I don’t think that’s a particularly controversial opinion. But what I find really interesting is that we reserve this special place in our society for friendships, carve out a piece of our heart for them, and then we compartmentalize that. We view friendships as these distinct categories of social relation which cannot crossover into other aspects of life. We recognize the power and importance of friendship, and yet don’t even consider the prospect of a society structured around them.

For example, most people would likely agree that the foundation of any healthy friendship is that they are mutual, equal, with no hierarchy. One friend does not have power over the other, and if one did, that friendship probably would be labeled “toxic.” And yet, every other component of society is founded on social hierarchy. My boss has power over me, I have power over my “subordinates,” who are at “the bottom.” Even those of the same rank are placed on some hierarchy. Students are ranked and numerated by grades. Teachers control students. Parents control children. Older children control younger children. If these were friendships, this would be considered toxic, unhealthy, and unethical. But we accept it and consider it natural and/or necessary.

Many of us today recognize that community is a vital part of life that has been stripped from us. There is a widespread “loneliness epidemic,” and “Third Places” have gained remarkable prominence in popular discourse as of late. But has anyone outside of anarchist circles realized that communities are inherently anarchic? A community, as a group or network of friends, is anarchic. My friends and I don’t have some legal contract or leader or “formal democratic process” through which we decide which movie to see. We talk about it, and if we disagree, we decide how to decide (usually through compromise, rarely through a vote). But there’s no power over. It’s not like we designate someone to have the final say (except for special circumstances, such as birthdays, where that is consensually agreed upon). We discuss and decide like friends. Like.. anarchists? If we have a disagreement so great, we may choose to part ways. If we grow and change, we leave and make new friends.

Davids Graeber and Wengrow, in The Dawn of Everything: A New History of Humanity (an Anthropology book, by the way), argued that the three elementary freedoms of humanity are: 1) The freedom to leave; 2) The freedom to disobey; and 3) The freedom to transform social relations. Today, none of these exist within the broader political context. Yet, all three are essential to our ethical friendships.

I have often heard the saying “reality has a liberal bias,” which I think definitely has its roots in confirmation bias, to some extent. But it’s strange to think about how, for me, that “complex plurality” of reality that I described earlier seems not quite to have an “anarchic bias,” but rather, that it often just is anarchic.
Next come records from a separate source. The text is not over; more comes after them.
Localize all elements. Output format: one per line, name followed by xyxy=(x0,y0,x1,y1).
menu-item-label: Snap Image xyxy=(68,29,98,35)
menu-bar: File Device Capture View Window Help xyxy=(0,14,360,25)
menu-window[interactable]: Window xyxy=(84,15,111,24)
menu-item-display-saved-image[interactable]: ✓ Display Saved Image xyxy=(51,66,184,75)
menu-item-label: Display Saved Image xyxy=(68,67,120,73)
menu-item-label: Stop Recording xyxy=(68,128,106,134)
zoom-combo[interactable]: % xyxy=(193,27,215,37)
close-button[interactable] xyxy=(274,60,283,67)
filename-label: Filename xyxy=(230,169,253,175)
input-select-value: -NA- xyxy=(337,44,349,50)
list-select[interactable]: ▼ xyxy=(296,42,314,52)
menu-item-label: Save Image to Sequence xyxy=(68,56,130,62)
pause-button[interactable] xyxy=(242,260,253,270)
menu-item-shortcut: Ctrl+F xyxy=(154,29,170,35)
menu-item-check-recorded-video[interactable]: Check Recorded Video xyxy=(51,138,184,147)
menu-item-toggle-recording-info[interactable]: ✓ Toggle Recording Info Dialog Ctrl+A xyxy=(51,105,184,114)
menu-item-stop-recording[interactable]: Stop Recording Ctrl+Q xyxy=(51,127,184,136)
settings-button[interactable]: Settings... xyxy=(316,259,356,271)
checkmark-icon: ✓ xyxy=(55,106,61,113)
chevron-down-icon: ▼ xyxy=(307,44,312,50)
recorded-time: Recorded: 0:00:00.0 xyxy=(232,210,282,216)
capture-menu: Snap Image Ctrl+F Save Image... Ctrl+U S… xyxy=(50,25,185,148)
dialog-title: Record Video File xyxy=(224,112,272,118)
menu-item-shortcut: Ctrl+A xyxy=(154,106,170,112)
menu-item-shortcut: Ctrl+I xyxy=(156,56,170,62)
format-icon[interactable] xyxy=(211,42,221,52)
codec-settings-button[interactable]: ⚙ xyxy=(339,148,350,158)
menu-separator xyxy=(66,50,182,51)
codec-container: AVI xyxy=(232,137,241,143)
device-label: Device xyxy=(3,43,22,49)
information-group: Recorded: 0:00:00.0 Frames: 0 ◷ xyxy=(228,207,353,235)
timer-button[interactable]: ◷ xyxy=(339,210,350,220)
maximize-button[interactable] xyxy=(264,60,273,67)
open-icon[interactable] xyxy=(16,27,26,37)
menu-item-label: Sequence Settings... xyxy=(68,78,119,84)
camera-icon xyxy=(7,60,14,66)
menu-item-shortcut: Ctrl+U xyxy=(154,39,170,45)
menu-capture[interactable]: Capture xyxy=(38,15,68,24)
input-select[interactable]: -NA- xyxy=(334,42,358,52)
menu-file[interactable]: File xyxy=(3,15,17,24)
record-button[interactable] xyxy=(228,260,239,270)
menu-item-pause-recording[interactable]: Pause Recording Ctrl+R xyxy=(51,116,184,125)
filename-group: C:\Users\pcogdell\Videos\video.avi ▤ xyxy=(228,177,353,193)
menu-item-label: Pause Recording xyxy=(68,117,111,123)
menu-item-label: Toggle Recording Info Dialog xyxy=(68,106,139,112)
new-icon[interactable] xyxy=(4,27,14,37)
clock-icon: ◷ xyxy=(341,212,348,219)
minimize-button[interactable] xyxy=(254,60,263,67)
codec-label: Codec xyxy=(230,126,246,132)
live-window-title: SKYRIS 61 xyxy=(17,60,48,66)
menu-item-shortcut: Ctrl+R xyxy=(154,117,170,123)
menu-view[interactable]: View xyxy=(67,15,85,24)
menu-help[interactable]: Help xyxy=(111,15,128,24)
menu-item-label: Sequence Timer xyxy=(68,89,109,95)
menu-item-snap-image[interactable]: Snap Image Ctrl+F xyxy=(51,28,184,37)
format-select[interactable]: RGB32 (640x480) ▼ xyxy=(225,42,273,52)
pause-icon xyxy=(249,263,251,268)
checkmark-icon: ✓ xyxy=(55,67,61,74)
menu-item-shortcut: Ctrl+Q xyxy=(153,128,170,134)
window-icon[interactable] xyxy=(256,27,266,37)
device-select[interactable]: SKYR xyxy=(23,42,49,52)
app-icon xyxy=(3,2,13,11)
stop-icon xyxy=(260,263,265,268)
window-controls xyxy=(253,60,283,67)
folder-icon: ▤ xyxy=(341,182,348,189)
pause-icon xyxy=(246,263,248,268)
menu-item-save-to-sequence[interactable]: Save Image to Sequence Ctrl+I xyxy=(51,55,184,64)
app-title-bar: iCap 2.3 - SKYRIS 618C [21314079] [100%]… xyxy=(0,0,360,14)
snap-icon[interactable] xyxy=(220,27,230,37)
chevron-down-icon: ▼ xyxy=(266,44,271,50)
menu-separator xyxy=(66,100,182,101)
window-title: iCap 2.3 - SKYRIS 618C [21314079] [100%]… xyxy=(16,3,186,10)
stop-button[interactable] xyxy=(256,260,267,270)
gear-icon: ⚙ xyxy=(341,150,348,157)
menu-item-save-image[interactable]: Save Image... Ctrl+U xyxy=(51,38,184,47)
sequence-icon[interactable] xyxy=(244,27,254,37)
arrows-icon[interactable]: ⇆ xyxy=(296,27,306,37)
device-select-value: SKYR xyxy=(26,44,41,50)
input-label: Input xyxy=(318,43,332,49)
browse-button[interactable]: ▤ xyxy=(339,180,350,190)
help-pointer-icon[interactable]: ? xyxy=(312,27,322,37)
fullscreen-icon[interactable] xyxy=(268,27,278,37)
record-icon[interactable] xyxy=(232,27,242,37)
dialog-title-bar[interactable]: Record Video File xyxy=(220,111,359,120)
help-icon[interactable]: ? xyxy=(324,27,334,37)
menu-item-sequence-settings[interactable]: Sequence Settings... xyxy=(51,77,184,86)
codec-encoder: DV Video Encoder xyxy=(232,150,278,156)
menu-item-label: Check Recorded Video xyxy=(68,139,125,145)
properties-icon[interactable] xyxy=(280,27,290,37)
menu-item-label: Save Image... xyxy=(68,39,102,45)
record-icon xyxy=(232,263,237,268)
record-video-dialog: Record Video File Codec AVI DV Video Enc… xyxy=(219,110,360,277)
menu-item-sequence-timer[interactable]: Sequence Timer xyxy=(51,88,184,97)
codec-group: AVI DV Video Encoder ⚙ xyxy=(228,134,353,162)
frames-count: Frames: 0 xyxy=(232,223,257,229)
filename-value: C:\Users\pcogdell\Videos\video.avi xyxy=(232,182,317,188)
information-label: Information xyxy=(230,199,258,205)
Learning about the fluidity and negotiation of culture, the process of evolution and mutualism’s place within that, the webs and meshes of gender, sex, and sexuality, and the histories of cultures, communities, and groups, its hard not to see the anarchic order of these. Humans seem to be inherently fluid and variable. And, to me, it is because of that that we tend to simply trend towards anarchic social relations.

So, when I think about what we can or should propose, I can’t help but think about all of this. I just can’t help but think that humans are already quite anarchic, even within the systems of oppression that exist today. And it’s from there that I begin to consider what to propose in conjunction with our many oppositions.